The arts are too often separated from government, and for no good reason. Only two presidents have invited poets to read from their work during inauguration: John. F. Kennedy (Robert Frost) and Bill Clinton (Maya Angelou, Miller Williams).
Good news: Barack Obama has likewise named an inaugural poet, Elizabeth Alexander. A professor of African American studies at Yale and a DC native, Alexander’s creative work seems intimately connected to her research and teaching.
Elizabeth Alexander is also the daughter of Adele Alexander, a popular professor of history right here at GW.
You can find a selection of Elizabeth Alexander’s poetry here. I’ll paste one poem (“Islands Number Four,” its title taken from the work of Agnes Martin), from Alexander’s renowned collection Antebellum Dream Book.
Islands Number Four
Agnes Martin, Islands Number Four,
Repeated ovals on a grid, what appears
To be perfect is handmade, disturbed.
Tobacco brown saturates canvas to burlap,
Clean form from a distance, up close, her hand.
All wrack and bramble to oval and grid.
Hollows in the body, containers for grief.
What looks to be perfect is not perfect.
Odd oval portholes that flood with light.
Description of a Slave Ship, 1789:
Same imperfect ovals, calligraphic hand.
At a distance, pattern.

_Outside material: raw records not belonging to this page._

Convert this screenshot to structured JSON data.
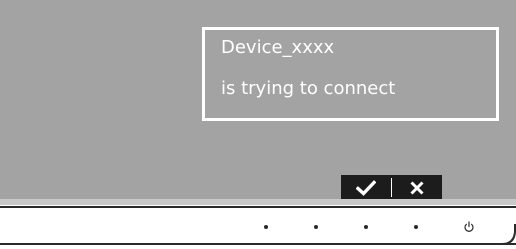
{
  "notification": {
    "device_name": "Device_xxxx",
    "message": "is trying to connect"
  },
  "osd": {
    "accept_icon": "checkmark-icon",
    "reject_icon": "close-icon"
  },
  "hardware_buttons": {
    "icons": [
      "dot-icon",
      "dot-icon",
      "dot-icon",
      "dot-icon",
      "power-icon"
    ]
  },
  "colors": {
    "screen": "#a3a3a3",
    "text": "#ffffff",
    "osd_bar": "#1c1c1c",
    "bezel": "#2a2a2a"
  }
}
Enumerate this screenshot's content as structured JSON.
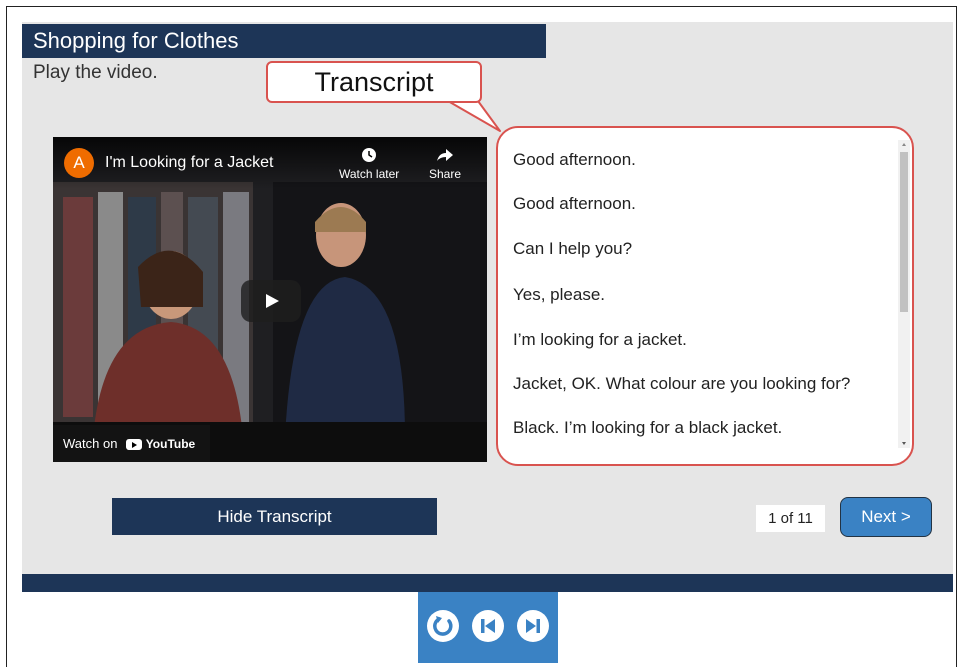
{
  "header": {
    "title": "Shopping for Clothes"
  },
  "instruction": "Play the video.",
  "callout": {
    "label": "Transcript"
  },
  "video": {
    "avatar_letter": "A",
    "title": "I'm Looking for a Jacket",
    "watch_later": "Watch later",
    "share": "Share",
    "watch_on": "Watch on",
    "youtube": "YouTube"
  },
  "transcript": {
    "lines": [
      "Good afternoon.",
      "Good afternoon.",
      "Can I help you?",
      "Yes, please.",
      "I’m looking for a jacket.",
      "Jacket, OK. What colour are you looking for?",
      "Black. I’m looking for a black jacket."
    ]
  },
  "controls": {
    "hide_transcript": "Hide Transcript",
    "counter": "1 of 11",
    "next": "Next >"
  },
  "nav": {
    "icons": [
      "restart-icon",
      "previous-icon",
      "next-icon"
    ]
  },
  "colors": {
    "navy": "#1d3557",
    "accent_blue": "#3a82c4",
    "callout_red": "#d9534f"
  }
}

Up close, bodies
Doubled and doubled, serried and stacked
In the manner of galleries in a church,
In full ships on their sides or on each other.
Isle of woe, two-by-two, spoon-fashion,
Not unfrequently found dead in the morning.
Slave-ships, the not-pure, imperfect ovals,
Portholes through which they would never see home,
The flesh rubbed off their shoulders, elbows, hips.
Barracoon, sarcophagus, indestructible grief
Nesting in the hollows of the abdomen.
The slave-ship empty, its cargo landed
And sold for twelve ounces of gold a-piece
Or gone overboard. Islands. Aftermath.